Privilege Was Everywhere at the RSA Conference

We’re back from a whirlwind week at the RSA Conference – and what a week it was! This year broke attendance records as security pros from around the globe traveled to San Francisco to listen to more than 700 speakers in more than 400 sessions on a wide range of topics from today’s dramatic infosec talent shortage to the critical need to keep our kids safer online to our own popular session on “Privileged Account Exploits – the Point of No Return.” Now that we’re back – and in between catching up on email (and sleep!) – we reflect on some of this year’s highlights:

Numerous sessions, panels and one-on-one conversations throughout the conference underscored the hard, cold truth that attackers will find a way to get inside your organization, no matter how you try to stop them. As the focus has shifted to the battle within the network, many security researchers, practitioners and vendors alike have observed a common attack link: privileged account exploits. So while you don’t know who and you don’t know when, you do know what motivated attackers are after. This year, we saw a surge of attendees seeking innovative ways to break the attack chain by defending what really matters. And from the moment the show floor opened to the second it closed, the CyberArk booth was jam-packed with people participating in interactive demonstrations of our Privileged Account Security Solution to learn how to better protect against, detect and respond to attacks, before they strike vital systems and jeopardize business.

Privileged accounts grant extensive control over sensitive data and IT systems. They’re pervasive in every organization, they’re often over-looked and they can be powerful weapons in the wrong hands. Recent, highly publicized pass-the-hash attacks targeting privileged accounts from Anunak/Carbanak to Sands show how these exploits have grown increasingly sophisticated. So it’s no wonder our RSA session, “Privileged Account Exploits – the Point of No Return,” delivered by Adam Bosnian and Yair Sade was so crowded – we couldn’t even get into the room to take a picture!
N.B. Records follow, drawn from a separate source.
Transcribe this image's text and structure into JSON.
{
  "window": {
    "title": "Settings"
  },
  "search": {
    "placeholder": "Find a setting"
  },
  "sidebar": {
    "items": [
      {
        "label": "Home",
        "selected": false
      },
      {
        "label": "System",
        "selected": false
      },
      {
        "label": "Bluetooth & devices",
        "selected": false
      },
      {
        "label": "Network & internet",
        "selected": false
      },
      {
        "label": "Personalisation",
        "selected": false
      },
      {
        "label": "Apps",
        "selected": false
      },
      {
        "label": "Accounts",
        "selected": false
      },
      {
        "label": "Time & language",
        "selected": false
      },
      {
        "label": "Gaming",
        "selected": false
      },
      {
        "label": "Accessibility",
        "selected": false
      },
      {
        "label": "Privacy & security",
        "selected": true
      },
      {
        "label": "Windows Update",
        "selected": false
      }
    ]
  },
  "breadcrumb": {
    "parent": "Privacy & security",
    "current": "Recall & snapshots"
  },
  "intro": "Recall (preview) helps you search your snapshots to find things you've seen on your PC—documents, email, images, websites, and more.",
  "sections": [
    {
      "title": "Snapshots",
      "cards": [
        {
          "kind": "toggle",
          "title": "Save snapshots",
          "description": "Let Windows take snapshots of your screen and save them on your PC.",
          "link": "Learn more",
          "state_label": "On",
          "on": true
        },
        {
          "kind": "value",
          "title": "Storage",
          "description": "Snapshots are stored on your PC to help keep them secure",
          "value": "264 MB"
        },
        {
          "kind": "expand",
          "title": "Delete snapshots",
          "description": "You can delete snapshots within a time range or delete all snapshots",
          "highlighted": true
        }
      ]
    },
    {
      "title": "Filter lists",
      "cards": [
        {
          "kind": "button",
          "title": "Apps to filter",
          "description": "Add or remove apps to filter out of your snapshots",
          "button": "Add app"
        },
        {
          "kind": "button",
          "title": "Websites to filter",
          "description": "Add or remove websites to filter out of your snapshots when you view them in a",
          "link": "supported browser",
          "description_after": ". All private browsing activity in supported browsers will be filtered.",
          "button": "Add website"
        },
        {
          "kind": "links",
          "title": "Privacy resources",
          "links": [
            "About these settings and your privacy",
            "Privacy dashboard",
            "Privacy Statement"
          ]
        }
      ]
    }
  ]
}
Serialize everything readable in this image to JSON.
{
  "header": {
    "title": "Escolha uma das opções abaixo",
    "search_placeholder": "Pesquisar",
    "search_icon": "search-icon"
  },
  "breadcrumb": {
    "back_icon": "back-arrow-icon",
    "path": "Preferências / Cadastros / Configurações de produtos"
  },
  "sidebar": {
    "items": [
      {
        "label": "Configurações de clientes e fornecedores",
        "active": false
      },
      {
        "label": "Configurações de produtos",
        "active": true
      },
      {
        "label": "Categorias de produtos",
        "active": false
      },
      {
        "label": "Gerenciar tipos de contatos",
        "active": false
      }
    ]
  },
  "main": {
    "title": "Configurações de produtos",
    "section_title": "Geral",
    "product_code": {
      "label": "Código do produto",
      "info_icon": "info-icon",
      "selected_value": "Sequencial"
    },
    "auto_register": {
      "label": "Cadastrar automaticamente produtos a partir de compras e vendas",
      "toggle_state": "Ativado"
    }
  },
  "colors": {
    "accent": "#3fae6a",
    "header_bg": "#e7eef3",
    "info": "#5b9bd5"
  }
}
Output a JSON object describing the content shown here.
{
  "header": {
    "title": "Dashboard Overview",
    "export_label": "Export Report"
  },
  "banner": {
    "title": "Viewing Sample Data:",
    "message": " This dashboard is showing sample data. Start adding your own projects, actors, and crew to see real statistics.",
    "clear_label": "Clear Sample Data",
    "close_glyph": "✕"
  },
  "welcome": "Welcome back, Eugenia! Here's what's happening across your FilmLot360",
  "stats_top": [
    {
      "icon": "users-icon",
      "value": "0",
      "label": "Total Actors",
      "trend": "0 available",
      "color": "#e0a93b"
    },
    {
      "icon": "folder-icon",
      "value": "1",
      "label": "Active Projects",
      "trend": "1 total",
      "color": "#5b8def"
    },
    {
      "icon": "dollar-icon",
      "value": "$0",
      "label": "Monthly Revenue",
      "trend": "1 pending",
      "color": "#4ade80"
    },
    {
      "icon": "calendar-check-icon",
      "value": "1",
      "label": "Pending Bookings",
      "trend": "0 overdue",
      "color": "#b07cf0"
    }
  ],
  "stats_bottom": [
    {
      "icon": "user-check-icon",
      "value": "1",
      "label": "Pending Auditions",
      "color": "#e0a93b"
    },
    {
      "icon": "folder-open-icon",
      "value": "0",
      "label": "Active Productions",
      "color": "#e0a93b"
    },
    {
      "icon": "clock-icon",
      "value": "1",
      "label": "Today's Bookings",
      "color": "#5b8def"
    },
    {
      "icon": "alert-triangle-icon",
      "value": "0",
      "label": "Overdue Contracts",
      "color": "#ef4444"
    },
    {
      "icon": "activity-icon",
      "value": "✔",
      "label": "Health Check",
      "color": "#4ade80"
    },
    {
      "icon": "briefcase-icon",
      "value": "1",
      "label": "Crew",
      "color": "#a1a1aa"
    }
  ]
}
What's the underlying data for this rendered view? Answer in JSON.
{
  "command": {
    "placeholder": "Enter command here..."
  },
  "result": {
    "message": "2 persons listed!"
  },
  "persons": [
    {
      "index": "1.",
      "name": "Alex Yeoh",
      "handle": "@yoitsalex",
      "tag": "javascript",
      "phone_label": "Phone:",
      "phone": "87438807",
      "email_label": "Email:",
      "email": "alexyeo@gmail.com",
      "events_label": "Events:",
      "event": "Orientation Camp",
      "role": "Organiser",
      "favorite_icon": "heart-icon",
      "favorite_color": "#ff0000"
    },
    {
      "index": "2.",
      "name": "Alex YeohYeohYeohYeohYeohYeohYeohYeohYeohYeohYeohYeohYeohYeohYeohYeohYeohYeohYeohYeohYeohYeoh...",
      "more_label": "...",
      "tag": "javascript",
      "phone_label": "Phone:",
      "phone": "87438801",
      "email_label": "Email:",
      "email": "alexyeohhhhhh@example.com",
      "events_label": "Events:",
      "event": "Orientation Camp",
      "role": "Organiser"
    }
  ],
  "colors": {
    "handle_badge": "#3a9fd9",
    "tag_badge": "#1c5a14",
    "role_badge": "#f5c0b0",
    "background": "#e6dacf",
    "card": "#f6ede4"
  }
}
In addition to exploring a series of real-world attack scenarios and pinpointing the common attack denominator, attendees walked away with actionable steps for stopping advanced threats by blocking the privileged account pathway.

Privileged account credential security – or lack thereof – was a highly prevalent discussion driver throughout the week. In fact, CSO’s Steve Ragan pointed to insecure credentials as one of the top three themes for the whole show. He cites an RSA talk that revealed millions of point-of-sale (POS) systems used around the world are vulnerable today because they are protected by the same default password that hasn’t been changed for 20 years. Making matters worse, many of these vendor’s customers have never changed this password on their PoS systems once they have shipped. This revelation is just one example of how off-the-shelf software has exacerbated the already complex privileged account challenge for organizations. Edward Snowden may have said it best when he remarked to HBO’s John Oliver earlier this month in an interview from Russia, “Bad passwords are one of the easiest ways to compromise a system. For someone who has a very common, eight-character password, it can literally take less than a second for a computer to go through the possibilities and pull that password out.”

PrivilegePinAnd last but not least, the accessory du jour at this year’s RSA Conference was the blue CyberArk “Privilege Is Everywhere” pin, which helped illustrate the pervasiveness of privileged accounts throughout the enterprise – from a network’s infrastructure to applications and into the cloud – and reflect a top-of-mind challenge for many RSA attendees this year.

Thanks to our customers, colleagues and peers for another fantastic RSA show. See you next year!